If the slope of one line of the pair of lines \( 2x^2 + hxy + 6y^2 = 0 \) is thrice the slope of the other line, then \( h \) = ? 

• A. \( \pm 16 \)
• B. \( \pm 9 \)
• C. \( \pm 18 \)
• D. \( \pm 8 \)

Hint:

When dealing with a pair of lines given by a quadratic equation, use Vieta’s formulas to relate the sum and product of the slopes to the coefficients of the equation.

Answer 1

The Correct Option is D

Step 1: Standard Form of Pair of Lines
The general equation of a pair of straight lines is given by: \[ ax^2 + 2hxy + by^2 = 0. \] Comparing with the given equation: \[ 2x^2 + hxy + 6y^2 = 0, \] we identify: \[ a = 2, \quad 2h = h, \quad b = 6. \] Step 2: Condition for the Slopes
The slopes of the lines are the roots of the equation: \[ m^2 - \frac{-h}{6} m + \frac{2}{6} = 0. \] Simplifying: \[ m^2 + \frac{h}{6} m + \frac{1}{3} = 0. \] Given that one root is three times the other, let the roots be \( m \) and \( 3m \). Using Vieta's formulas: 1. Sum of roots: \[ m + 3m = -\frac{h}{6} \Rightarrow 4m = -\frac{h}{6}. \] \[ m = -\frac{h}{24}. \] 2. Product of roots: \[ m(3m) = \frac{1}{3} \Rightarrow 3m^2 = \frac{1}{3}. \] \[ m^2 = \frac{1}{9}. \] Step 3: Solve for \( h \)
From \( m = -\frac{h}{24} \), squaring both sides: \[ \left( \frac{h}{24} \right)^2 = \frac{1}{9}. \] \[ \frac{h^2}{576} = \frac{1}{9}. \] Multiplying by 576: \[ h^2 = \frac{576}{9} = 64. \] \[ h = \pm 8. \] Final Answer: \[ \boxed{\pm 8}. \]

Answer 2

Given the equation of pair of lines \(2x^2 + hxy + 6y^2 = 0\), let the slopes of the lines be \(m_1\) and \(m_2\). The condition states that \(m_1 = 3m_2\).

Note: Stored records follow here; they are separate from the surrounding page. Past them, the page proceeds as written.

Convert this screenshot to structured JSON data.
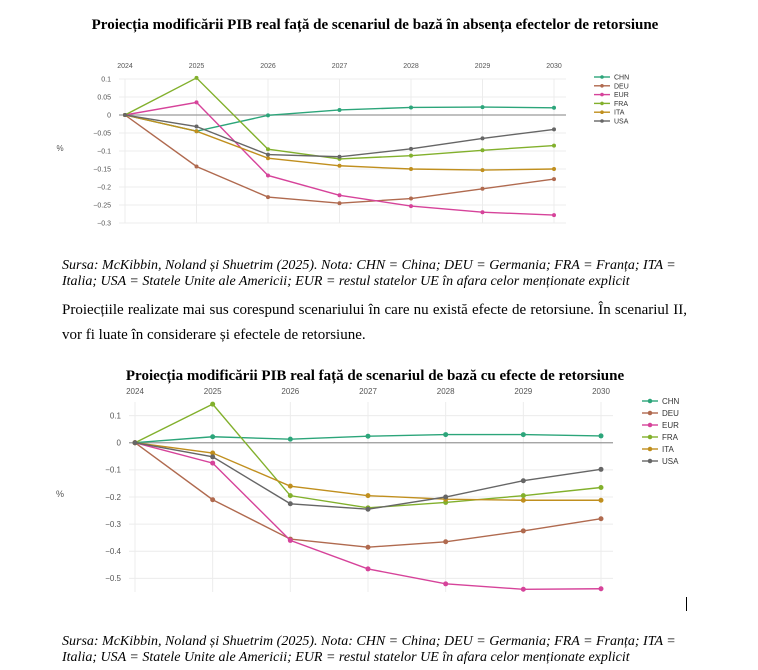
{
  "chart1": {
    "title": "Proiecția modificării PIB real față de scenariul de bază în absența efectelor de retorsiune",
    "source_note": "Sursa: McKibbin, Noland și Shuetrim (2025). Nota: CHN = China; DEU = Germania; FRA = Franța; ITA = Italia; USA = Statele Unite ale Americii; EUR = restul statelor UE în afara celor menționate explicit"
  },
  "paragraph": "Proiecțiile realizate mai sus corespund scenariului în care nu există efecte de retorsiune. În scenariul II, vor fi luate în considerare și efectele de retorsiune.",
  "chart2": {
    "title": "Proiecția modificării PIB real față de scenariul de bază cu efecte de retorsiune",
    "source_note": "Sursa: McKibbin, Noland și Shuetrim (2025). Nota: CHN = China; DEU = Germania; FRA = Franța; ITA = Italia; USA = Statele Unite ale Americii; EUR = restul statelor UE în afara celor menționate explicit"
  },
  "colors": {
    "CHN": "#2ca57a",
    "DEU": "#b06a4f",
    "EUR": "#d6439a",
    "FRA": "#82b02c",
    "ITA": "#c08f1e",
    "USA": "#666666"
  },
  "chart_data": [
    {
      "type": "line",
      "title": "Proiecția modificării PIB real față de scenariul de bază în absența efectelor de retorsiune",
      "ylabel": "%",
      "x": [
        "2024",
        "2025",
        "2026",
        "2027",
        "2028",
        "2029",
        "2030"
      ],
      "yticks": [
        0.1,
        0.05,
        0,
        -0.05,
        -0.1,
        -0.15,
        -0.2,
        -0.25,
        -0.3
      ],
      "ytick_labels": [
        "0.1",
        "0.05",
        "0",
        "−0.05",
        "−0.1",
        "−0.15",
        "−0.2",
        "−0.25",
        "−0.3"
      ],
      "ylim": [
        -0.3,
        0.1
      ],
      "legend_position": "right",
      "series": [
        {
          "name": "CHN",
          "values": [
            0,
            -0.045,
            -0.001,
            0.014,
            0.021,
            0.022,
            0.02
          ]
        },
        {
          "name": "DEU",
          "values": [
            0,
            -0.143,
            -0.228,
            -0.245,
            -0.232,
            -0.205,
            -0.178
          ]
        },
        {
          "name": "EUR",
          "values": [
            0,
            0.035,
            -0.168,
            -0.223,
            -0.253,
            -0.27,
            -0.278
          ]
        },
        {
          "name": "FRA",
          "values": [
            0,
            0.103,
            -0.095,
            -0.122,
            -0.113,
            -0.098,
            -0.085
          ]
        },
        {
          "name": "ITA",
          "values": [
            0,
            -0.045,
            -0.12,
            -0.141,
            -0.15,
            -0.153,
            -0.15
          ]
        },
        {
          "name": "USA",
          "values": [
            0,
            -0.032,
            -0.11,
            -0.116,
            -0.094,
            -0.065,
            -0.04
          ]
        }
      ]
    },
    {
      "type": "line",
      "title": "Proiecția modificării PIB real față de scenariul de bază cu efecte de retorsiune",
      "ylabel": "%",
      "x": [
        "2024",
        "2025",
        "2026",
        "2027",
        "2028",
        "2029",
        "2030"
      ],
      "yticks": [
        0.1,
        0,
        -0.1,
        -0.2,
        -0.3,
        -0.4,
        -0.5
      ],
      "ytick_labels": [
        "0.1",
        "0",
        "−0.1",
        "−0.2",
        "−0.3",
        "−0.4",
        "−0.5"
      ],
      "ylim": [
        -0.55,
        0.15
      ],
      "legend_position": "right",
      "series": [
        {
          "name": "CHN",
          "values": [
            0,
            0.022,
            0.013,
            0.024,
            0.03,
            0.03,
            0.025
          ]
        },
        {
          "name": "DEU",
          "values": [
            0,
            -0.21,
            -0.355,
            -0.385,
            -0.365,
            -0.325,
            -0.28
          ]
        },
        {
          "name": "EUR",
          "values": [
            0,
            -0.075,
            -0.36,
            -0.465,
            -0.52,
            -0.54,
            -0.538
          ]
        },
        {
          "name": "FRA",
          "values": [
            0,
            0.142,
            -0.195,
            -0.24,
            -0.22,
            -0.195,
            -0.165
          ]
        },
        {
          "name": "ITA",
          "values": [
            0,
            -0.038,
            -0.16,
            -0.195,
            -0.208,
            -0.212,
            -0.212
          ]
        },
        {
          "name": "USA",
          "values": [
            0,
            -0.052,
            -0.225,
            -0.245,
            -0.2,
            -0.14,
            -0.098
          ]
        }
      ]
    }
  ]
}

For a general second-degree equation of form \(ax^2 + 2hxy + by^2 = 0\), the lines are given by the equation \((x - m_1 y)(x - m_2 y) = 0\). Here, comparing with \(2x^2 + hxy + 6y^2 = 0\), we have \(a = 2\), \(2h = h\), and \(b = 6\).

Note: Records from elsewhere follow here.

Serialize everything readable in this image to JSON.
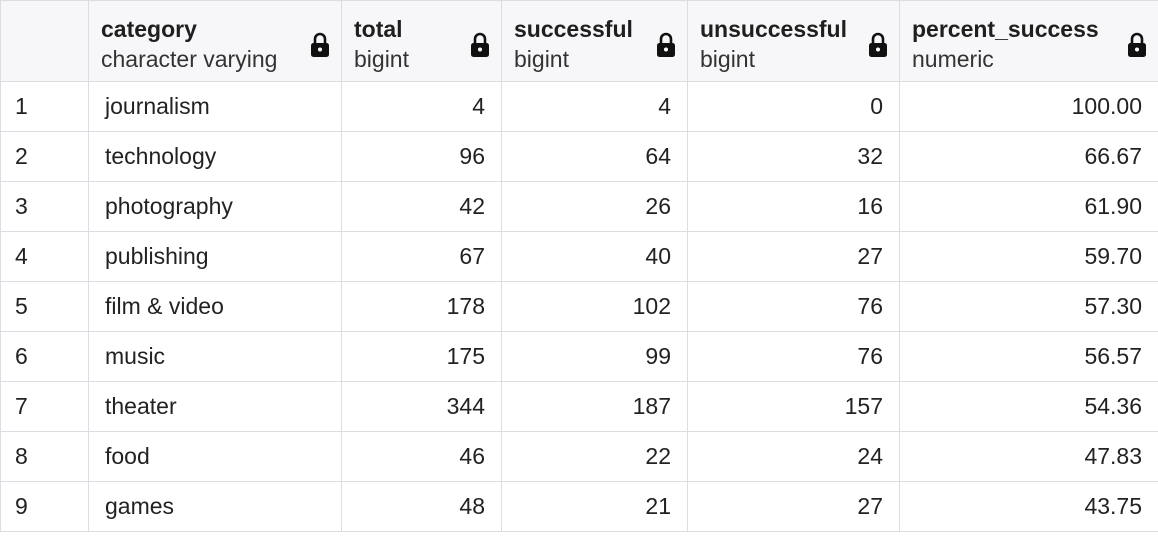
{
  "columns": [
    {
      "name": "category",
      "type": "character varying"
    },
    {
      "name": "total",
      "type": "bigint"
    },
    {
      "name": "successful",
      "type": "bigint"
    },
    {
      "name": "unsuccessful",
      "type": "bigint"
    },
    {
      "name": "percent_success",
      "type": "numeric"
    }
  ],
  "rows": [
    {
      "n": "1",
      "category": "journalism",
      "total": "4",
      "successful": "4",
      "unsuccessful": "0",
      "percent_success": "100.00"
    },
    {
      "n": "2",
      "category": "technology",
      "total": "96",
      "successful": "64",
      "unsuccessful": "32",
      "percent_success": "66.67"
    },
    {
      "n": "3",
      "category": "photography",
      "total": "42",
      "successful": "26",
      "unsuccessful": "16",
      "percent_success": "61.90"
    },
    {
      "n": "4",
      "category": "publishing",
      "total": "67",
      "successful": "40",
      "unsuccessful": "27",
      "percent_success": "59.70"
    },
    {
      "n": "5",
      "category": "film & video",
      "total": "178",
      "successful": "102",
      "unsuccessful": "76",
      "percent_success": "57.30"
    },
    {
      "n": "6",
      "category": "music",
      "total": "175",
      "successful": "99",
      "unsuccessful": "76",
      "percent_success": "56.57"
    },
    {
      "n": "7",
      "category": "theater",
      "total": "344",
      "successful": "187",
      "unsuccessful": "157",
      "percent_success": "54.36"
    },
    {
      "n": "8",
      "category": "food",
      "total": "46",
      "successful": "22",
      "unsuccessful": "24",
      "percent_success": "47.83"
    },
    {
      "n": "9",
      "category": "games",
      "total": "48",
      "successful": "21",
      "unsuccessful": "27",
      "percent_success": "43.75"
    }
  ],
  "icons": {
    "column_lock": "lock-icon"
  },
  "colors": {
    "grid_line": "#dadde1",
    "header_bg": "#f7f7f9",
    "text": "#222222"
  }
}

The slopes are the roots of the quadratic equation:

\(ay^2 + 2hxy + bx^2 = 0 \rightarrow 2 + h \cdot m + 6m^2 = 0\).

Using \(m_1 = 3m_2\), substitute into the slope formula:

\(m_1 \cdot m_2 = \frac{b}{a} = \frac{6}{2} = 3.\)

Thus, \((3m_2) \cdot m_2 = 3 \) ⟹ \(3m_2^2 = 3\) ⟹ \(m_2^2 = 1 \) ⟹ \(m_2 = \pm 1.\)

For \(m_2 = 1\), \(m_1 = 3\). Substituting into slope equation:

\(6(1)^2 + h(1) + 2 = 0\) ⟹ \(6 + h + 2 = 0\) ⟹ \(h = -8\).

For \(m_2 = -1\), \(m_1 = -3\). Substitute and solve:

\(6(-1)^2 + h(-1) + 2 = 0\) ⟹ \(6 - h + 2 = 0\) ⟹ \(-h = -8\) ⟹ \(h = 8\).

Thus, \(h = \pm 8\).